La scoperta, a Wadi Gawasis presso il moderno porto di Safaga, ha rivelato elementi cruciali sui contatti degli Egiziani con il misterioso regno di Punt. I tronchi usati per le imbarcazioni suggeriscono che parti dei vascelli faraonici per la navigazione in mare aperto, fossero fabbricate nella Valle del Nilo e trasportate via terra per l´assemblaggio lungo la costa.

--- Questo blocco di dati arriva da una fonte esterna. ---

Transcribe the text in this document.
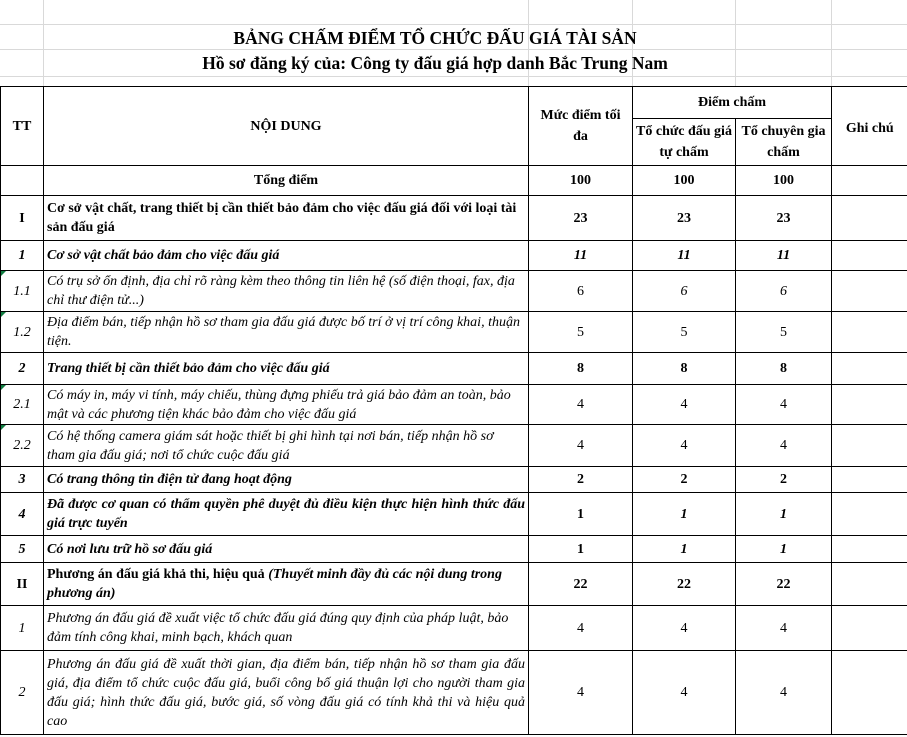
BẢNG CHẤM ĐIỂM TỔ CHỨC ĐẤU GIÁ TÀI SẢN
Hồ sơ đăng ký của: Công ty đấu giá hợp danh Bắc Trung Nam
TT	NỘI DUNG	Mức điểm tối đa	Điểm chấm		Ghi chú
			Tổ chức đấu giá tự chấm	Tổ chuyên gia chấm	
	Tổng điểm	100	100	100	
I	Cơ sở vật chất, trang thiết bị cần thiết bảo đảm cho việc đấu giá đối với loại tài sản đấu giá	23	23	23	
1	Cơ sở vật chất bảo đảm cho việc đấu giá	11	11	11	
1.1	Có trụ sở ổn định, địa chỉ rõ ràng kèm theo thông tin liên hệ (số điện thoại, fax, địa chỉ thư điện tử...)	6	6	6	
1.2	Địa điểm bán, tiếp nhận hồ sơ tham gia đấu giá được bố trí ở vị trí công khai, thuận tiện.	5	5	5	
2	Trang thiết bị cần thiết bảo đảm cho việc đấu giá	8	8	8	
2.1	Có máy in, máy vi tính, máy chiếu, thùng đựng phiếu trả giá bảo đảm an toàn, bảo mật và các phương tiện khác bảo đảm cho việc đấu giá	4	4	4	
2.2	Có hệ thống camera giám sát hoặc thiết bị ghi hình tại nơi bán, tiếp nhận hồ sơ tham gia đấu giá; nơi tổ chức cuộc đấu giá	4	4	4	
3	Có trang thông tin điện tử đang hoạt động	2	2	2	
4	Đã được cơ quan có thẩm quyền phê duyệt đủ điều kiện thực hiện hình thức đấu giá trực tuyến	1	1	1	
5	Có nơi lưu trữ hồ sơ đấu giá	1	1	1	
II	Phương án đấu giá khả thi, hiệu quả (Thuyết minh đầy đủ các nội dung trong phương án)	22	22	22	
1	Phương án đấu giá đề xuất việc tổ chức đấu giá đúng quy định của pháp luật, bảo đảm tính công khai, minh bạch, khách quan	4	4	4	
2	Phương án đấu giá đề xuất thời gian, địa điểm bán, tiếp nhận hồ sơ tham gia đấu giá, địa điểm tổ chức cuộc đấu giá, buổi công bố giá thuận lợi cho người tham gia đấu giá; hình thức đấu giá, bước giá, số vòng đấu giá có tính khả thi và hiệu quả cao	4	4	4	
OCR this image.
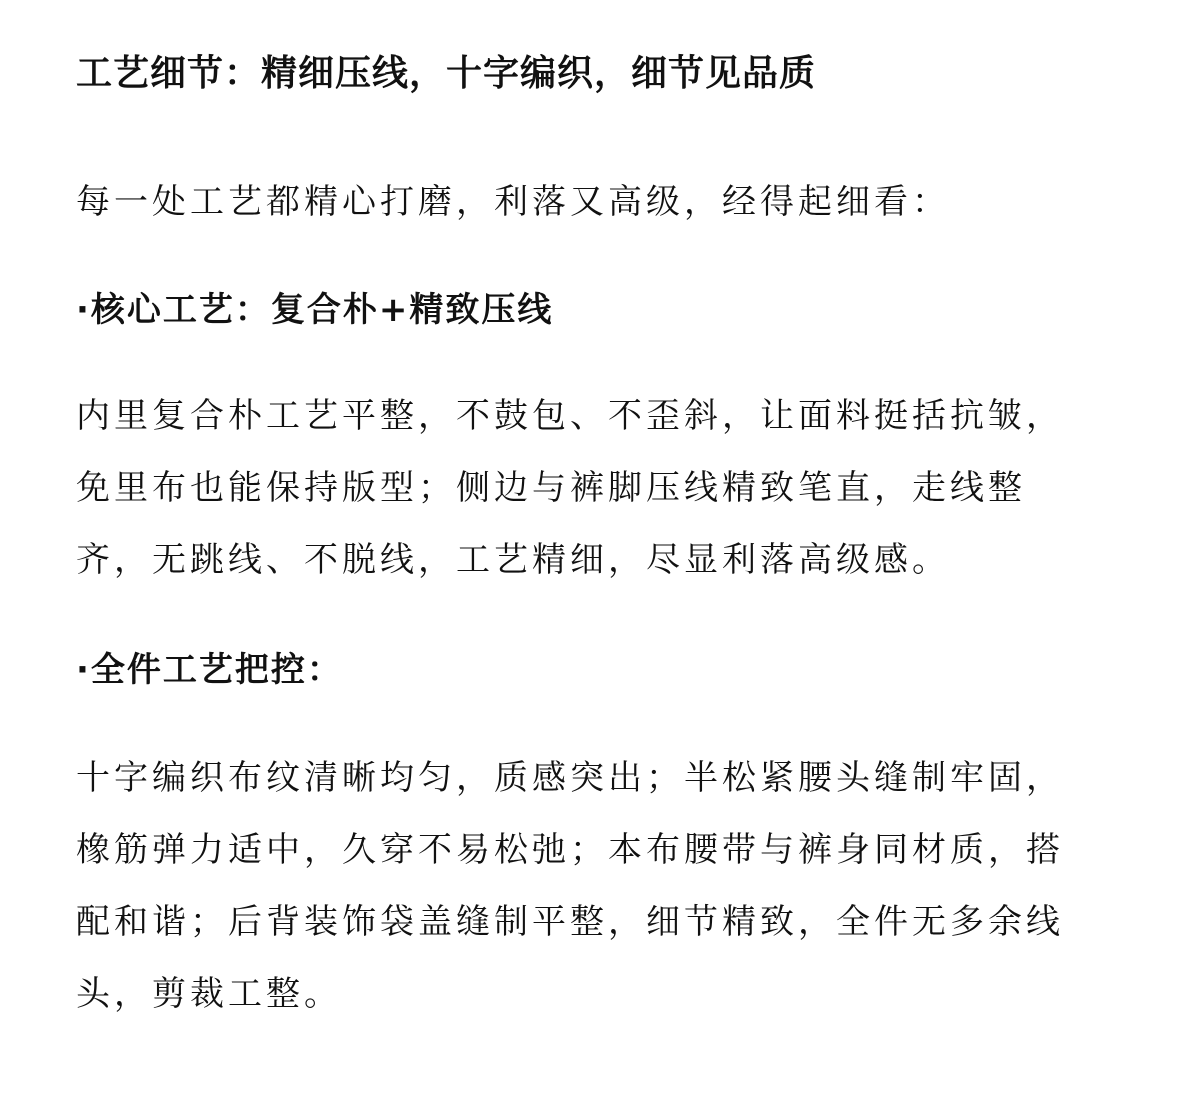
工艺细节：精细压线，十字编织，细节见品质

每一处工艺都精心打磨，利落又高级，经得起细看：

·核心工艺：复合朴+精致压线

内里复合朴工艺平整，不鼓包、不歪斜，让面料挺括抗皱，
免里布也能保持版型；侧边与裤脚压线精致笔直，走线整
齐，无跳线、不脱线，工艺精细，尽显利落高级感。

·全件工艺把控：

十字编织布纹清晰均匀，质感突出；半松紧腰头缝制牢固，
橡筋弹力适中，久穿不易松弛；本布腰带与裤身同材质，搭
配和谐；后背装饰袋盖缝制平整，细节精致，全件无多余线
头，剪裁工整。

Le imbarcazioni per navigazione fluviale, per l´uso sul Nilo, erano note da tempo, (ad es.: le imbarcazioni cerimoniali dalla Grande Piramide di Giza, datate attorno al 2, 500 a.C., e quattro altre del regno di Senwosret III da Dashur non lontano dal sud.) Ma simili imbarcazioni per la navigazione in mare aperto, aprono nuovi scenari all´attenzione degli studiosi.

"La presenza di danni estensivi nel legno degli scafi e della carena, da parte di parassiti marini vegetali o animali, offrono inconfondibili evidenze di navigazione in alto mare" ha dichiarato la dottoressa Cheryl Ward dell´Università della Florida.

"I tronchi che risultavano troppo danneggiati per essere riutilizzati in mare, venivano comunque adattati per la produzione di rampe e camminamenti, e molti sono stati significativamente rilavorati".

Alcuni dei tronchi erano segnati con pittura rossa, applicata - ritiene Ward - durante il processo di carenaggio, che dava luogo alla produzione di migliaia di frammenti di tronchi. Una delle grotte ha anche rivelato grandi quantità di corda usate per l´ancoraggio, "lasciate per la spedizione successiva, che non ebbe mai luogo" ha dichiarato.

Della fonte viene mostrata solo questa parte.